Potenti urla squarciarono l’aria. Ecco era arrivato il momento. Il cavallo alato maestosamente si alzò nell’aria,il cavaliere , Semplice ,zio Domenico e i ragazzi si prepararono a combattere Monia e i suoi malvagi amici. Sarebbe bastato gettare sugli occhi di Monia la polvere magica e questa avrebbe annullato il maleficio operato dallo gnomo Gnu. Mentre i ragazzi volavano sul cielo, paurosamente ,tra le saette volteggiava e spaziava Monia che con riso beffardo intimoriva i ragazzi.
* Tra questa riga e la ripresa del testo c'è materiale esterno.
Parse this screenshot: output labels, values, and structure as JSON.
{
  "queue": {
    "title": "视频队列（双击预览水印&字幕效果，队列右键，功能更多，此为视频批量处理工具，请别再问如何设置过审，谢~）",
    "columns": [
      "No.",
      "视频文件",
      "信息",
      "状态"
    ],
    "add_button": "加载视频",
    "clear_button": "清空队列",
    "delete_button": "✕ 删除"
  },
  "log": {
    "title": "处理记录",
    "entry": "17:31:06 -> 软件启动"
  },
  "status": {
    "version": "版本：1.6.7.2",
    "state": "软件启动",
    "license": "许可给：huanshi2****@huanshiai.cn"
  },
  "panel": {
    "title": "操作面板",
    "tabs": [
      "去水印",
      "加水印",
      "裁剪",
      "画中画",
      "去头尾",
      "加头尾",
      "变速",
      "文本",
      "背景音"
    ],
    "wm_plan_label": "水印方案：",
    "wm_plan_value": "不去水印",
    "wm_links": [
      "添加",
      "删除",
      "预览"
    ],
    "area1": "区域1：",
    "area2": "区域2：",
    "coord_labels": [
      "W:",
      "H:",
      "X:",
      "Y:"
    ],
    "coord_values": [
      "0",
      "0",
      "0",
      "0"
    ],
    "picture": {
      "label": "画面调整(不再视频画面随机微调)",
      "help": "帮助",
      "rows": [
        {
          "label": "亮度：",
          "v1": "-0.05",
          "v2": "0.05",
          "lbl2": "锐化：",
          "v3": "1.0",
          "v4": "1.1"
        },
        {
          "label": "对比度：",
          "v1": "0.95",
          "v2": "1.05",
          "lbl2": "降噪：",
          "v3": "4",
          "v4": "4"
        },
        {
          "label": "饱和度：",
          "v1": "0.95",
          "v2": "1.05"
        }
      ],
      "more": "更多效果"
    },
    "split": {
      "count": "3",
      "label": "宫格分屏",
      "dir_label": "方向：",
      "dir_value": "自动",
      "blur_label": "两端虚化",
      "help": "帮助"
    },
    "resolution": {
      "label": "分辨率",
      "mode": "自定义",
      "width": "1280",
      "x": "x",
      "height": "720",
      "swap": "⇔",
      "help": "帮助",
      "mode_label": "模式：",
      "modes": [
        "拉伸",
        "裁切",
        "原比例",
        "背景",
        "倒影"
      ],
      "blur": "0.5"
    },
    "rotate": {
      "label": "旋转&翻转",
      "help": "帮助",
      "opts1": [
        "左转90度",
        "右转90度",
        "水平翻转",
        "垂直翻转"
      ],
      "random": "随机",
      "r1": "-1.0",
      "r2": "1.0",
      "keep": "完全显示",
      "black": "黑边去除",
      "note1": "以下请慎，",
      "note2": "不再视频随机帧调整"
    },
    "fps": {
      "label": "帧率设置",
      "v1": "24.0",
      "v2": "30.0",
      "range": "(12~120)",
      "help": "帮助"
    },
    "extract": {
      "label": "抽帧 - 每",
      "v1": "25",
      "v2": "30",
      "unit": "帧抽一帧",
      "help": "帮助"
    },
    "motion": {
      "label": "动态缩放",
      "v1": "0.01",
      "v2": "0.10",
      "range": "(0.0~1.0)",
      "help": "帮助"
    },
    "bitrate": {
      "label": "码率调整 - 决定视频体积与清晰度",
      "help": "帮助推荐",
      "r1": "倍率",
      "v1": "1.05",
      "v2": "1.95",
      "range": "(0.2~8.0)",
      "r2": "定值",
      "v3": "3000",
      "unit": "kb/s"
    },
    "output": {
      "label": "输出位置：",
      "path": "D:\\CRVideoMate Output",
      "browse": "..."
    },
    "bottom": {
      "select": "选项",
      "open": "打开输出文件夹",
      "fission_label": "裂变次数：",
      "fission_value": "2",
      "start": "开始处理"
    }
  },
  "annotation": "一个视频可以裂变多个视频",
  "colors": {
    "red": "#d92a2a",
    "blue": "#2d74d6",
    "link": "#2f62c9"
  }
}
La clessidra era tra le mani dei ragazzi, a loro il compito di colpire il volto di Monia ,era difficile avvicinarsi a lei,volava ad una velocità pazzesca e intanto gridava alle profondita marine invitando le forze malvagie, vortici fangosi e densi s’alzavano da quelle profondità, esse erano compatte come un muro . Il cavaliere ordinò a Francesco di puntare verso il basso, egli tenendo saldamente la clessidra puntò in quella direzione, poi ordinò aiutaci a distruggere le forze malvagie. I ragazzi tenendo saldamente la clessidra la fecero roteare affinché gettasse la polvere magica che avrebbe dissolto quel muro, infatti toccato dalla polvere di stelle fu dissolto. Monia rabbiosa infierì con malvagit verso i ragazzi. Essi non s’intimorirono la rincorsero,tenendosi per mano formarono un triangolo imprigionando la perfida Monia. Disperatamente ella cercò di fuggire da loro, la circondarono, poi Francesco la colpì sugli occhi con la polvere magica, ma lei fulminea chiuse gli occhi e da essi uscirono lunghi aculei e lei dribblando agilmente sfuggì ai ragazzi. La lotta fu estenuante, era quasi l’alba e presto gli abitanti di Avli si sarebbero destati da quel sonno. Con un gesto fulmineo il piede di Giovanni colpi il volto di Monia, ella presa alla sprovvista aprì gli occhi, allora Matteo e Francesco tenendo la Clessidra sul capo gettarono la polvere di stelle; ecco ella trasali il volto cambiò espressione, era quasi bella ,il tremendo maleficio si era spezzato .Il mare divenne piatto, le rocce ritornarono al loro posto miriadi di stelle apparvero nel cielo scese la pace il silenzio. Poi il canto di un gallo annunciava un nuovo giorno, il paese di Avli era salvo.